The question of how the three survivors should act is where Lauritsch diverts from the usual shtick of military-propaganda flicks. She is not interested in Hannah and her sidekicks swooping in and saving the day; she wants to explore the conflict of the mind, spiced up with an environmental message. Should they help these people, at the risk of dying themselves? Or should they stay on the Rubikon, knowing that it could provide them with a permanent home? Gavin wants to help, while Dimitri wants to stay. Hannah is caught in the middle.
While as a viewer, one is inclined to congratulate the characters for not jumping into a swirl of reckless decisions for once, all in the name of creating contrived conflict, something is lacking. The moral quandary and the tendency towards inaction push the film too far into the realm of dramaturgical stalemate. Too little happens over the two-hour running time, and what does happen isn't complex or metaphorically charged enough to be captivating. In addition to criticising capitalism in a world where CEOs and corporations reign, it makes the same mistake that these institutions keep making: it overlooks the human factor.

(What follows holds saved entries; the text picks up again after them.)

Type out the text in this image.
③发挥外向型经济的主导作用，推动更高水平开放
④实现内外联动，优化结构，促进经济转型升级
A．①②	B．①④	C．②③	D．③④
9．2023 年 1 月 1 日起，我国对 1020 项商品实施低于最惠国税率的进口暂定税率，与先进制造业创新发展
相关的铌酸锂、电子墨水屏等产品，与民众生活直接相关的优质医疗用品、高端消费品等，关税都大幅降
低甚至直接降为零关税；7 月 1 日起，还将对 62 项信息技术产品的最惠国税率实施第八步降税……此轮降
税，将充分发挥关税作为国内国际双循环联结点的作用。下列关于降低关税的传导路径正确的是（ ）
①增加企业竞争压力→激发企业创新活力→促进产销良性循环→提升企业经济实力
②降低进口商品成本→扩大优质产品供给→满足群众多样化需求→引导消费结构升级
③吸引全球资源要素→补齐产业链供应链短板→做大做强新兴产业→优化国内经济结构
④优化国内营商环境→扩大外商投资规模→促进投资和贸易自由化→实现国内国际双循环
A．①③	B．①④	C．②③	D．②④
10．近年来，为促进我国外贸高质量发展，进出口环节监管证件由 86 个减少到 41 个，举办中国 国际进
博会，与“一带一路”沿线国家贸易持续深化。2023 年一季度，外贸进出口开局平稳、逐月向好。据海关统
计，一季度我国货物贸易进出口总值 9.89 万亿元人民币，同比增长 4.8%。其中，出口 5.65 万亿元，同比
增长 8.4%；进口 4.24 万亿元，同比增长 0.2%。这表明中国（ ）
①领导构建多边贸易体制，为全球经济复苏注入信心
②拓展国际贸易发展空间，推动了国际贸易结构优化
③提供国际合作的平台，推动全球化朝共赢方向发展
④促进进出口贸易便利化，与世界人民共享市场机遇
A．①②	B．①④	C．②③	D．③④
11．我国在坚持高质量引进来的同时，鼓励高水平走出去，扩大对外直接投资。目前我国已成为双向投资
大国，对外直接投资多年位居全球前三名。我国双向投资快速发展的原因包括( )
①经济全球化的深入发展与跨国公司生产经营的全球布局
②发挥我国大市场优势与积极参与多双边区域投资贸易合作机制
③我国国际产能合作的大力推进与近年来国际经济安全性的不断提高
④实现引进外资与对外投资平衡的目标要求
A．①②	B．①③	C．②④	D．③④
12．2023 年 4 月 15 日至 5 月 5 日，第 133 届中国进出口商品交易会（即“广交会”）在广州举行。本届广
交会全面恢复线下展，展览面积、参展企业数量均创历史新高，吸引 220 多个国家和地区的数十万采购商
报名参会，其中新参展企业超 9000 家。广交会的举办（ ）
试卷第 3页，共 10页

For all their conflicts and losses, the characters stay largely underdeveloped.
Where Rubikon impresses is with its low-budget special effects and the production design by Johannes Mücke, who has already worked with Roland Emmerich. Here he creates a lived-in, yet stylish, space station that brings to mind prior blockbusters such as Alien. Rubikon is a sometimes undercooked but perfectly plated first dip into a promising genre career for Leni Lauritsch. Not fully fine-tuned, it nevertheless shows a precisely calibrated signature and a deft eye for what is technically possible.